Die kommunale Gebietsreform in Nordrhein-Westfalen, durch die ab 1974 viele Mittelstädte ihre Selbstständigkeit verloren, und die Bezirksverfassung in den kreisfreien Städten waren Vorbild für die Umstrukturierung von DLRG-Bezirken. Der damalige Landesverbandsleiter Jan Schmitz – zugleich hiesiger Bezirksleiter – erprobte das modellhaft in Bonn.
Nach der 1978 in Kraft getretenen neuen Bezirksverfassung wurden die fünf selbstständigen Ortsgruppen aufgelöst und als unselbstständige Ausbildungszentren mit den fünf Stützpunkten verwaltungsmäßig unter dem Dach des DLRG Bezirks Bonn zusammengefasst. Dieser Kraftakt mutete den Mitgliedern und Aktiven viel zu. Nicht alle wollten den Weg in die neue Zeit mitgehen – die Zahl von 4.500 Mitgliedern (1975) hat der Bezirk später nicht mehr erreicht. Aus heutiger Sicht sind die damals etablierten Strukturen aber nicht mehr wegzudenken, weil sich sich als besonders effektiv für Zusammenarbeit und Koordination des Vereins im Bonner Einzugsgebiet erwiesen haben.

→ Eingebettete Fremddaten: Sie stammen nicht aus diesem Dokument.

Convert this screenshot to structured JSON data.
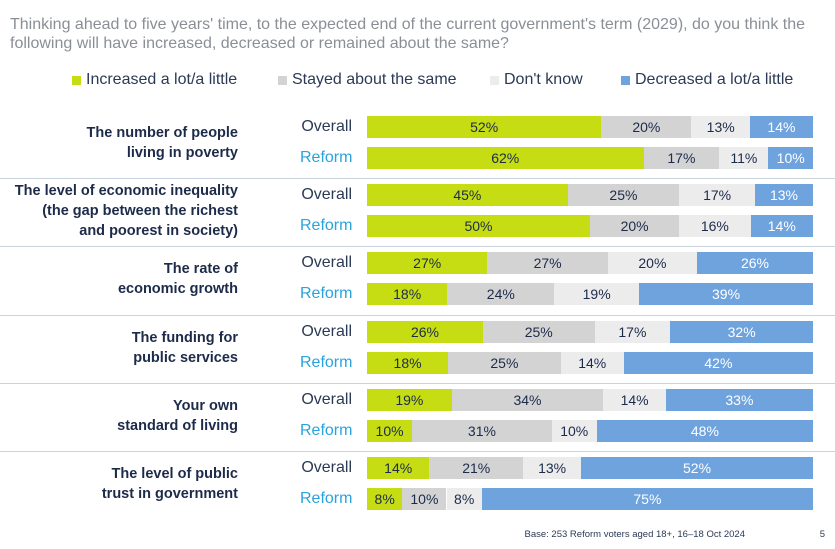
{
  "chart_data": {
    "type": "bar",
    "orientation": "horizontal",
    "stacked": true,
    "normalized": true,
    "title": "Thinking ahead to five years' time, to the expected end of the current government's term (2029), do you think the following will have increased, decreased or remained about the same?",
    "legend": [
      {
        "name": "Increased a lot/a little",
        "color": "#c5dd12"
      },
      {
        "name": "Stayed about the same",
        "color": "#d3d3d3"
      },
      {
        "name": "Don't know",
        "color": "#ececec"
      },
      {
        "name": "Decreased a lot/a little",
        "color": "#6fa3de"
      }
    ],
    "groups": [
      {
        "label": [
          "The number of people",
          "living in poverty"
        ],
        "rows": [
          {
            "name": "Overall",
            "values": [
              52,
              20,
              13,
              14
            ]
          },
          {
            "name": "Reform",
            "values": [
              62,
              17,
              11,
              10
            ]
          }
        ]
      },
      {
        "label": [
          "The level of economic inequality",
          "(the gap between the richest",
          "and poorest in society)"
        ],
        "rows": [
          {
            "name": "Overall",
            "values": [
              45,
              25,
              17,
              13
            ]
          },
          {
            "name": "Reform",
            "values": [
              50,
              20,
              16,
              14
            ]
          }
        ]
      },
      {
        "label": [
          "The rate of",
          "economic growth"
        ],
        "rows": [
          {
            "name": "Overall",
            "values": [
              27,
              27,
              20,
              26
            ]
          },
          {
            "name": "Reform",
            "values": [
              18,
              24,
              19,
              39
            ]
          }
        ]
      },
      {
        "label": [
          "The funding for",
          "public services"
        ],
        "rows": [
          {
            "name": "Overall",
            "values": [
              26,
              25,
              17,
              32
            ]
          },
          {
            "name": "Reform",
            "values": [
              18,
              25,
              14,
              42
            ]
          }
        ]
      },
      {
        "label": [
          "Your own",
          "standard of living"
        ],
        "rows": [
          {
            "name": "Overall",
            "values": [
              19,
              34,
              14,
              33
            ]
          },
          {
            "name": "Reform",
            "values": [
              10,
              31,
              10,
              48
            ]
          }
        ]
      },
      {
        "label": [
          "The level of public",
          "trust in government"
        ],
        "rows": [
          {
            "name": "Overall",
            "values": [
              14,
              21,
              13,
              52
            ]
          },
          {
            "name": "Reform",
            "values": [
              8,
              10,
              8,
              75
            ]
          }
        ]
      }
    ],
    "value_suffix": "%",
    "footer": "Base: 253 Reform voters aged 18+, 16–18 Oct 2024",
    "page_number": "5"
  }
}
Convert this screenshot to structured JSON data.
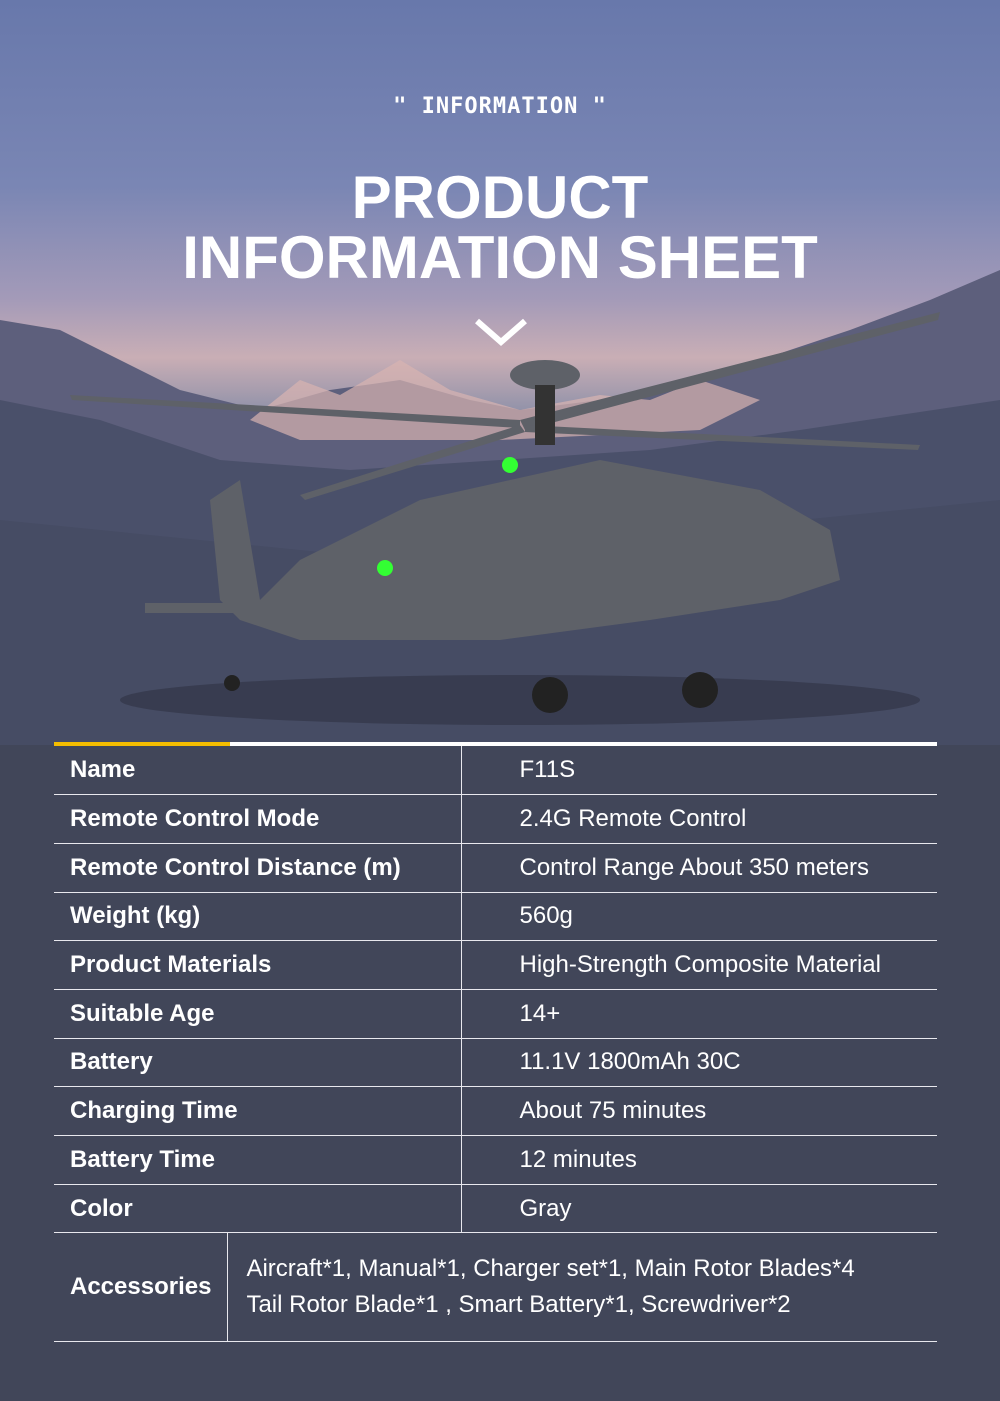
{
  "header": {
    "kicker": "\" INFORMATION \"",
    "title_line1": "PRODUCT",
    "title_line2": "INFORMATION SHEET"
  },
  "colors": {
    "accent": "#f5bd00",
    "background": "#414659"
  },
  "specs": [
    {
      "label": "Name",
      "value": "F11S"
    },
    {
      "label": "Remote Control Mode",
      "value": "2.4G Remote Control"
    },
    {
      "label": "Remote Control Distance (m)",
      "value": "Control Range About 350 meters"
    },
    {
      "label": "Weight (kg)",
      "value": "560g"
    },
    {
      "label": "Product Materials",
      "value": "High-Strength Composite Material"
    },
    {
      "label": "Suitable Age",
      "value": "14+"
    },
    {
      "label": "Battery",
      "value": "11.1V 1800mAh 30C"
    },
    {
      "label": "Charging Time",
      "value": "About 75 minutes"
    },
    {
      "label": "Battery Time",
      "value": "12 minutes"
    },
    {
      "label": "Color",
      "value": "Gray"
    }
  ],
  "accessories": {
    "label": "Accessories",
    "line1": "Aircraft*1, Manual*1, Charger set*1, Main Rotor Blades*4",
    "line2": "Tail Rotor Blade*1 , Smart Battery*1, Screwdriver*2"
  }
}
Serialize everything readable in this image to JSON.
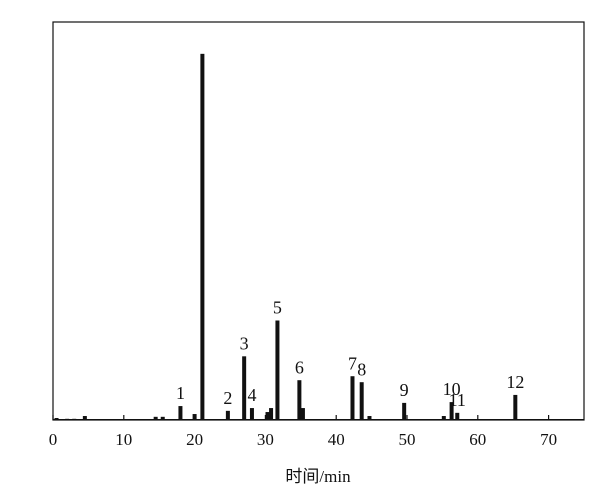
{
  "chart_data": {
    "type": "bar",
    "x_label": "时间/min",
    "x": [
      0.5,
      2,
      3,
      4.5,
      14.5,
      15.5,
      18.0,
      20.0,
      21.1,
      24.7,
      27.0,
      28.1,
      30.3,
      30.8,
      31.7,
      34.8,
      35.3,
      42.3,
      43.6,
      44.7,
      49.6,
      55.2,
      56.3,
      57.1,
      65.3
    ],
    "values": [
      0.5,
      0.3,
      0.3,
      1,
      0.8,
      0.8,
      3.5,
      1.5,
      92,
      2.3,
      16,
      3,
      2,
      3,
      25,
      10,
      3,
      11,
      9.5,
      1,
      4.3,
      1,
      4.5,
      1.8,
      6.3
    ],
    "labels": [
      null,
      null,
      null,
      null,
      null,
      null,
      "1",
      null,
      null,
      "2",
      "3",
      "4",
      null,
      null,
      "5",
      "6",
      null,
      "7",
      "8",
      null,
      "9",
      null,
      "10",
      "11",
      "12"
    ],
    "color": "#111111",
    "xlim": [
      0,
      75
    ],
    "xticks": [
      0,
      10,
      20,
      30,
      40,
      50,
      60,
      70
    ],
    "ylim": [
      0,
      100
    ]
  }
}
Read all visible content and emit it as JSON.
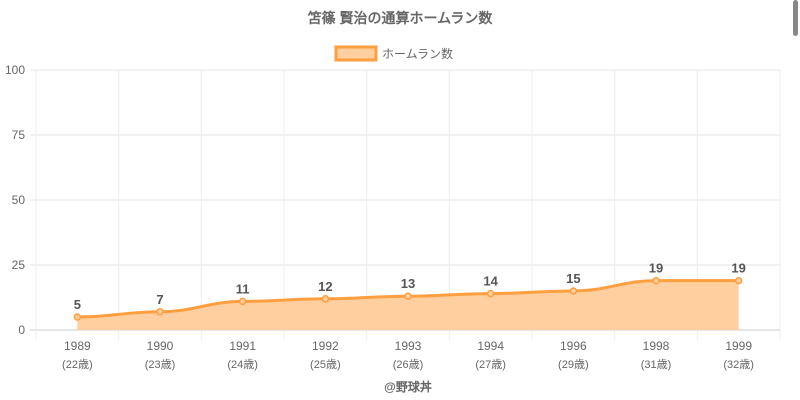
{
  "chart_data": {
    "type": "area",
    "title": "笘篠 賢治の通算ホームラン数",
    "categories": [
      "1989",
      "1990",
      "1991",
      "1992",
      "1993",
      "1994",
      "1996",
      "1998",
      "1999"
    ],
    "sublabels": [
      "(22歳)",
      "(23歳)",
      "(24歳)",
      "(25歳)",
      "(26歳)",
      "(27歳)",
      "(29歳)",
      "(31歳)",
      "(32歳)"
    ],
    "series": [
      {
        "name": "ホームラン数",
        "values": [
          5,
          7,
          11,
          12,
          13,
          14,
          15,
          19,
          19
        ]
      }
    ],
    "ylim": [
      0,
      100
    ],
    "yticks": [
      0,
      25,
      50,
      75,
      100
    ],
    "grid": true,
    "legend": "top",
    "line_color": "#ff9f40",
    "fill_color": "#ffcf9f"
  },
  "credit": "@野球丼"
}
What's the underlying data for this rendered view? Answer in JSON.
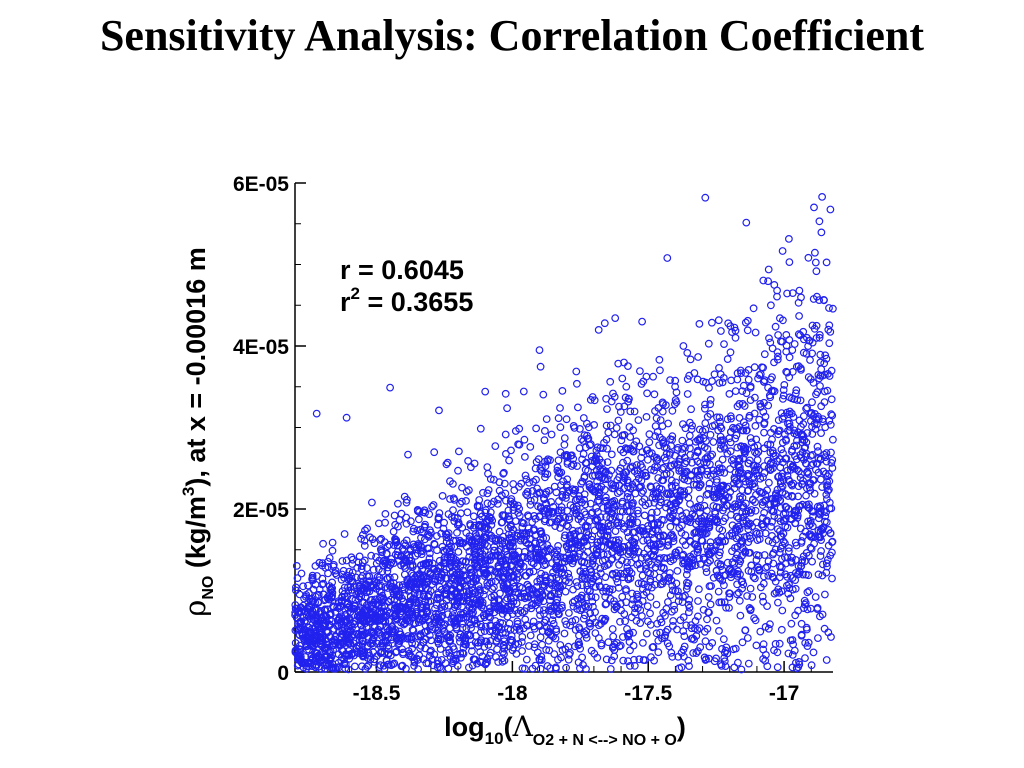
{
  "chart_data": {
    "type": "scatter",
    "title": "Sensitivity Analysis: Correlation Coefficient",
    "xlabel": {
      "prefix": "log",
      "sub": "10",
      "open": "(",
      "symbol": "Λ",
      "symbol_sub": "O2 + N <--> NO + O",
      "close": ")"
    },
    "ylabel": {
      "symbol": "ρ",
      "symbol_sub": "NO",
      "unit_pre": " (kg/m",
      "unit_sup": "3",
      "unit_post": "), at x = -0.00016 m"
    },
    "xlim": [
      -18.8,
      -16.82
    ],
    "ylim": [
      0,
      6e-05
    ],
    "xticks": [
      {
        "value": -18.5,
        "label": "-18.5"
      },
      {
        "value": -18,
        "label": "-18"
      },
      {
        "value": -17.5,
        "label": "-17.5"
      },
      {
        "value": -17,
        "label": "-17"
      }
    ],
    "yticks": [
      {
        "value": 0,
        "label": "0"
      },
      {
        "value": 2e-05,
        "label": "2E-05"
      },
      {
        "value": 4e-05,
        "label": "4E-05"
      },
      {
        "value": 6e-05,
        "label": "6E-05"
      }
    ],
    "annotations": {
      "r_label": "r",
      "r_value": " = 0.6045",
      "r2_label": "r",
      "r2_sup": "2",
      "r2_value": " = 0.3655"
    },
    "series": [
      {
        "marker": "open-circle",
        "color": "#2222ee",
        "generated": {
          "count": 4500,
          "x_range": [
            -18.8,
            -16.82
          ],
          "correlation": 0.6045
        },
        "notable_points": [
          [
            -17.29,
            5.82e-05
          ],
          [
            -16.86,
            5.83e-05
          ],
          [
            -16.89,
            5.7e-05
          ],
          [
            -16.87,
            5.53e-05
          ],
          [
            -17.43,
            5.08e-05
          ],
          [
            -18.1,
            3.44e-05
          ],
          [
            -18.45,
            3.49e-05
          ],
          [
            -18.72,
            3.17e-05
          ],
          [
            -18.61,
            3.12e-05
          ],
          [
            -17.9,
            3.95e-05
          ],
          [
            -17.66,
            4.28e-05
          ],
          [
            -18.27,
            3.21e-05
          ]
        ]
      }
    ]
  }
}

Im Jahr 1977 stellte sich Jan Schmitz nicht mehr zu Wiederwahl als Bezirksleiter. Es folgten unruhige Zeiten mit häufigen Wechseln in diesem Amt: Hermann Josef Wirtz (1977-79), Peter Heidinger (1979-81), Hans Blesgen (1981-84), Rolf Miesen (1984-86).

Einen Höhepunkt in den 1970er-Jahren bildete der umfangreiche Wachdienst am Rhein und dem Rheinauen-See während der Bundesgartenschau 1979 in Bonn.

Nach der Wahl von Walter Hirschmann, Bezirksleiter von 1986-93, kehrte wieder Ruhe in den Bezirk ein. Die Weiterentwicklung der Bezirksverfassung und -struktur wurde angepackt und schließlich 1993 mit einer bezirksinternen Verwaltungs- und Finanzreform abgeschlossen. Im gleichen Jahr löste Klaus-Peter Hentschel, bis dato Stellvertreter, Walter Hirschmann als Bezirksleiter ab.